6 Roughness Calculator Application

The analysis of roughness can be tedious and computationally intensive especially considering the importance of having higher quality resolution and larger sample sizes. To alleviate the time and effort put into the processing stage, a 2D and 3D roughness calculator was created as an open-source package by the authors implementing many of the methods discussed in this work. The package is available on the Geomechanics Group @ University of Toronto website (http://www.geogroup.utoronto.ca/?ddownload=5130). The Qt C++ framework (The Qt Company 2018) was used to develop the graphical user interface and the QwtPolar/Qwt libraries (Rathmann 2014; Rathmann and Wilgen 2016) were used for scientific plotting. Linear algebra operations were handled by the Armadillo Linear Algebra Library (Sanderson and Curtin 2016). This calculator accepts STL files for 3D surface processing and 2D CSV files for 2D profile processing. The spatial dimension is detected based on the type of file provided. The application is discussed in detail in Appendix 2.

7 Conclusions

Three distinct categories of methods are described in this work: statistical, fractal, and directional characterizations. Although we categorize these methods into the mentioned types, many were developed with similar ideas between these categories. Statistical characterization draws from the branch of mathematics mentioned in the name to constrain the apparent random nature of the surface into a form of structure. This category was further subdivided into parameter and functional characterization. Parameter characterization provides singular values that describe the general height or spatial trends of the surface. Functional approaches provide a visual structure to describe roughness with greater detail than single parameters, such as the PSD with its spectral description of different waves that comprise a rough surface.

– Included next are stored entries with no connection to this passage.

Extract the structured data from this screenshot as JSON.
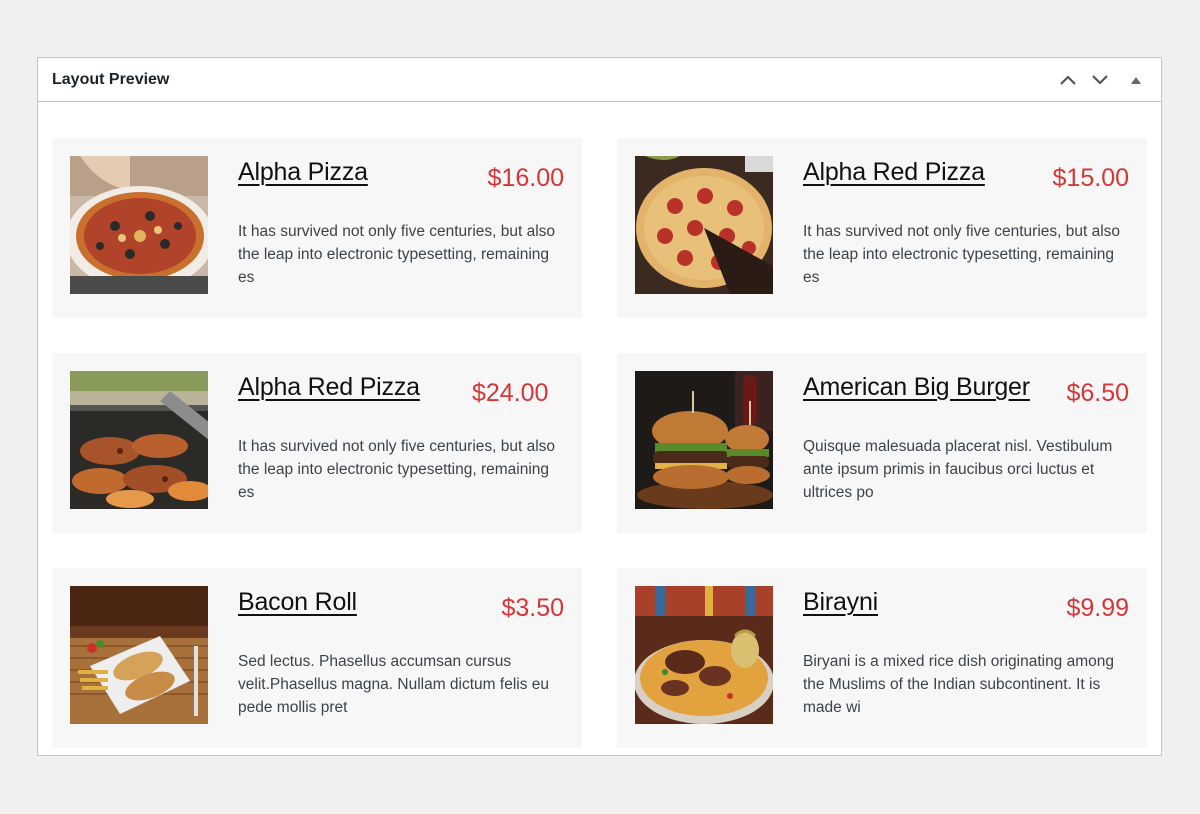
{
  "postbox": {
    "title": "Layout Preview",
    "move_up_label": "Move up",
    "move_down_label": "Move down",
    "toggle_label": "Toggle panel"
  },
  "items": [
    {
      "title": "Alpha Pizza",
      "price": "$16.00",
      "description": "It has survived not only five centuries, but also the leap into electronic typesetting, remaining es",
      "image": "pizza-photo"
    },
    {
      "title": "Alpha Red Pizza",
      "price": "$15.00",
      "description": "It has survived not only five centuries, but also the leap into electronic typesetting, remaining es",
      "image": "pepperoni-pizza-photo"
    },
    {
      "title": "Alpha Red Pizza",
      "price": "$24.00",
      "description": "It has survived not only five centuries, but also the leap into electronic typesetting, remaining es",
      "image": "grilled-meat-photo"
    },
    {
      "title": "American Big Burger",
      "price": "$6.50",
      "description": "Quisque malesuada placerat nisl. Vestibulum ante ipsum primis in faucibus orci luctus et ultrices po",
      "image": "burger-photo"
    },
    {
      "title": "Bacon Roll",
      "price": "$3.50",
      "description": "Sed lectus. Phasellus accumsan cursus velit.Phasellus magna. Nullam dictum felis eu pede mollis pret",
      "image": "bacon-roll-photo"
    },
    {
      "title": "Birayni",
      "price": "$9.99",
      "description": "Biryani is a mixed rice dish originating among the Muslims of the Indian subcontinent. It is made wi",
      "image": "biryani-photo"
    }
  ],
  "colors": {
    "price": "#d63638",
    "card_background": "#f7f7f7",
    "page_background": "#f0f0f1"
  }
}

The PSD also lends to fractal characterization which describes the relationship of roughness with different scales of observation. Rough surfaces are considered to be self-affine fractals which are described using a fractal dimension. However, there are many different methods that require deeper understanding of their individual approach. These differences in approach should be carefully considered when applying them to practice.

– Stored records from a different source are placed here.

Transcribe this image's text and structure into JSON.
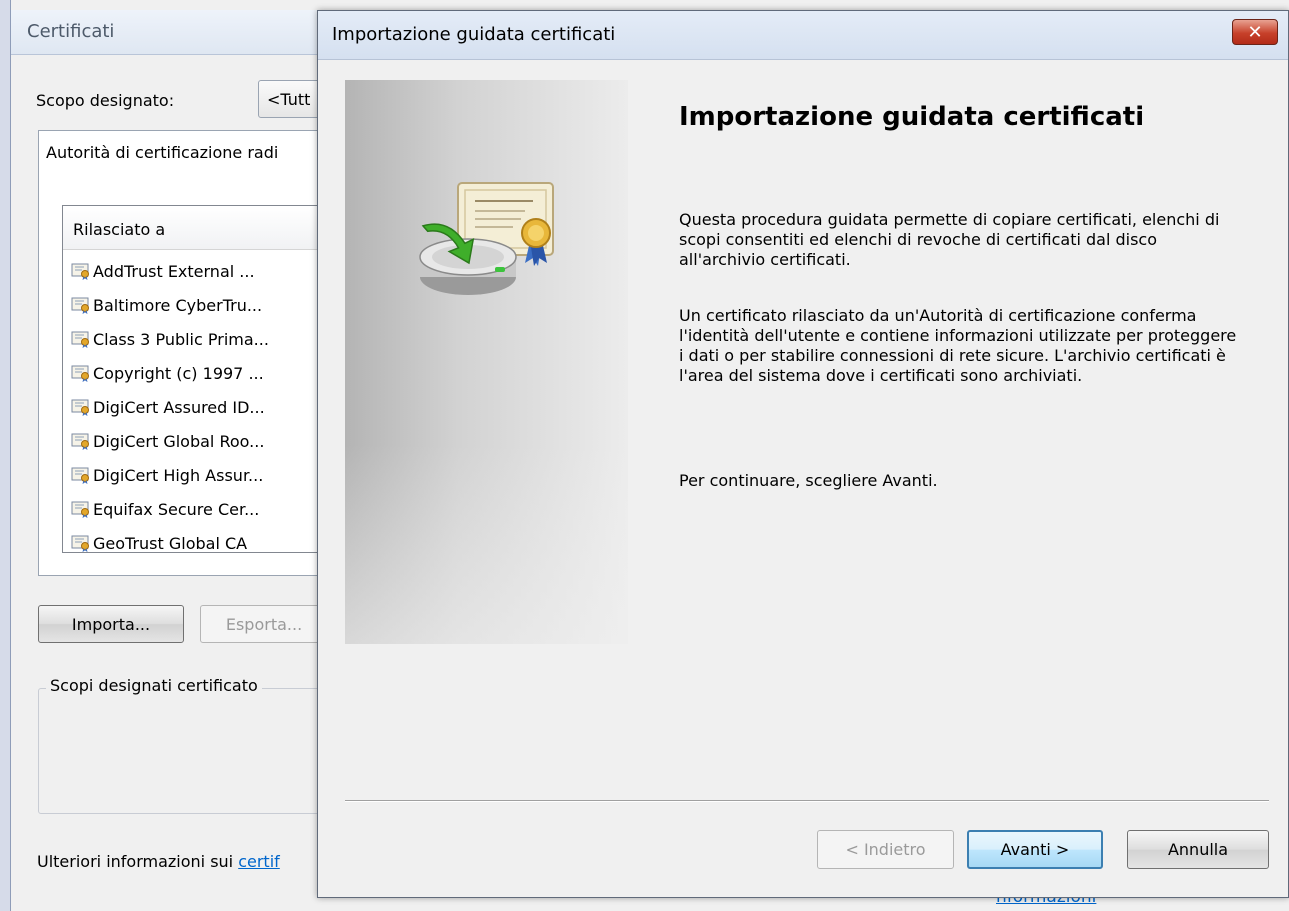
{
  "background_window": {
    "title": "Certificati",
    "scope_label": "Scopo designato:",
    "scope_value": "<Tutt",
    "tab_label": "Autorità di certificazione radi",
    "list": {
      "column_header": "Rilasciato a",
      "rows": [
        {
          "name": "AddTrust External ..."
        },
        {
          "name": "Baltimore CyberTru..."
        },
        {
          "name": "Class 3 Public Prima..."
        },
        {
          "name": "Copyright (c) 1997 ..."
        },
        {
          "name": "DigiCert Assured ID..."
        },
        {
          "name": "DigiCert Global Roo..."
        },
        {
          "name": "DigiCert High Assur..."
        },
        {
          "name": "Equifax Secure Cer..."
        },
        {
          "name": "GeoTrust Global CA"
        }
      ]
    },
    "import_button": "Importa...",
    "export_button": "Esporta...",
    "purposes_group_label": "Scopi designati certificato",
    "more_info_text": "Ulteriori informazioni sui ",
    "more_info_link": "certif",
    "bottom_link": "nformazioni"
  },
  "wizard": {
    "title": "Importazione guidata certificati",
    "close_label": "✕",
    "heading": "Importazione guidata certificati",
    "paragraph1": "Questa procedura guidata permette di copiare certificati, elenchi di scopi consentiti ed elenchi di revoche di certificati dal disco all'archivio certificati.",
    "paragraph2": "Un certificato rilasciato da un'Autorità di certificazione conferma l'identità dell'utente e contiene informazioni utilizzate per proteggere i dati o per stabilire connessioni di rete sicure. L'archivio certificati è l'area del sistema dove i certificati sono archiviati.",
    "paragraph3": "Per continuare, scegliere Avanti.",
    "back_button": "< Indietro",
    "next_button": "Avanti >",
    "cancel_button": "Annulla",
    "icon": "certificate-import-icon"
  }
}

Directional characterization provides understanding of the anisotropy of roughness on surfaces. Early attempts to differentiate roughness anisotropy have amounted to simply orienting profiles along different directions of interest. However, this method of measurement potentially constrains localized features to few profiles when they may be critical to roughness characterization in all profiles. The directional roughness method presented in this work (Grasselli et al. 2002; Grasselli and Egger 2003; Tatone and Grasselli 2009) takes the entire surface into consideration with exclusion only to areas considered not in contact when considering a hypothetical shear displacement on the surface. However, this method is sensitive to measurement capabilities and care should be taken to ensure the surface quality before undertaking analysis.

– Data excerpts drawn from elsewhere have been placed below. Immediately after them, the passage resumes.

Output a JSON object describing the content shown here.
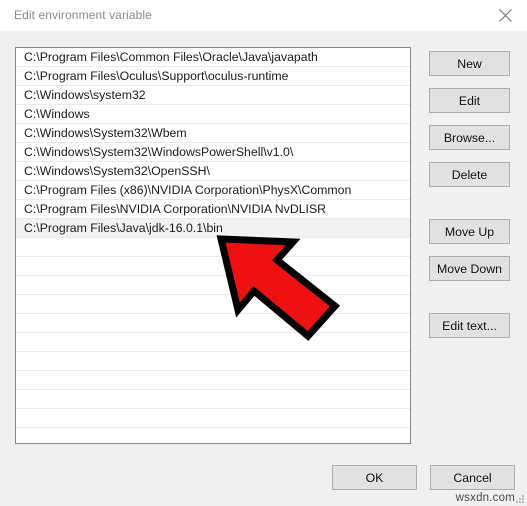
{
  "window": {
    "title": "Edit environment variable",
    "close_icon": "close-icon"
  },
  "list": {
    "selected_index": 9,
    "total_visible_rows": 20,
    "items": [
      "C:\\Program Files\\Common Files\\Oracle\\Java\\javapath",
      "C:\\Program Files\\Oculus\\Support\\oculus-runtime",
      "C:\\Windows\\system32",
      "C:\\Windows",
      "C:\\Windows\\System32\\Wbem",
      "C:\\Windows\\System32\\WindowsPowerShell\\v1.0\\",
      "C:\\Windows\\System32\\OpenSSH\\",
      "C:\\Program Files (x86)\\NVIDIA Corporation\\PhysX\\Common",
      "C:\\Program Files\\NVIDIA Corporation\\NVIDIA NvDLISR",
      "C:\\Program Files\\Java\\jdk-16.0.1\\bin"
    ]
  },
  "side_buttons": {
    "new": "New",
    "edit": "Edit",
    "browse": "Browse...",
    "delete": "Delete",
    "move_up": "Move Up",
    "move_down": "Move Down",
    "edit_text": "Edit text..."
  },
  "bottom_buttons": {
    "ok": "OK",
    "cancel": "Cancel"
  },
  "watermark": {
    "text": "wsxdn.com"
  },
  "annotation": {
    "arrow_color": "#EE1111",
    "arrow_outline": "#000000",
    "points_at": "C:\\Program Files\\Java\\jdk-16.0.1\\bin"
  },
  "colors": {
    "dialog_background": "#f0f0f0",
    "titlebar_background": "#ffffff",
    "listbox_background": "#ffffff",
    "listbox_border": "#828790",
    "row_separator": "#eaeaea",
    "selected_row": "#f2f2f2",
    "button_face": "#e1e1e1",
    "button_border": "#adadad",
    "title_text": "#8a8a8a"
  }
}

Roughness has been relatively difficult to quantify and is apparent in the multitude of methods proposed. However, because these methods share similar ideas, it is not necessarily difficult to understand the mechanisms of their characterization. There is great value in having quantitative measures of roughness that removes the dependence on subjective experience. The discussed roughness characterizations can be applied to shear strength prediction, aperture evaluation for fluid transmissivity analysis, and synthesis of virtual rough surfaces. Moreover, the authors provide an open-source program to process roughness surface data.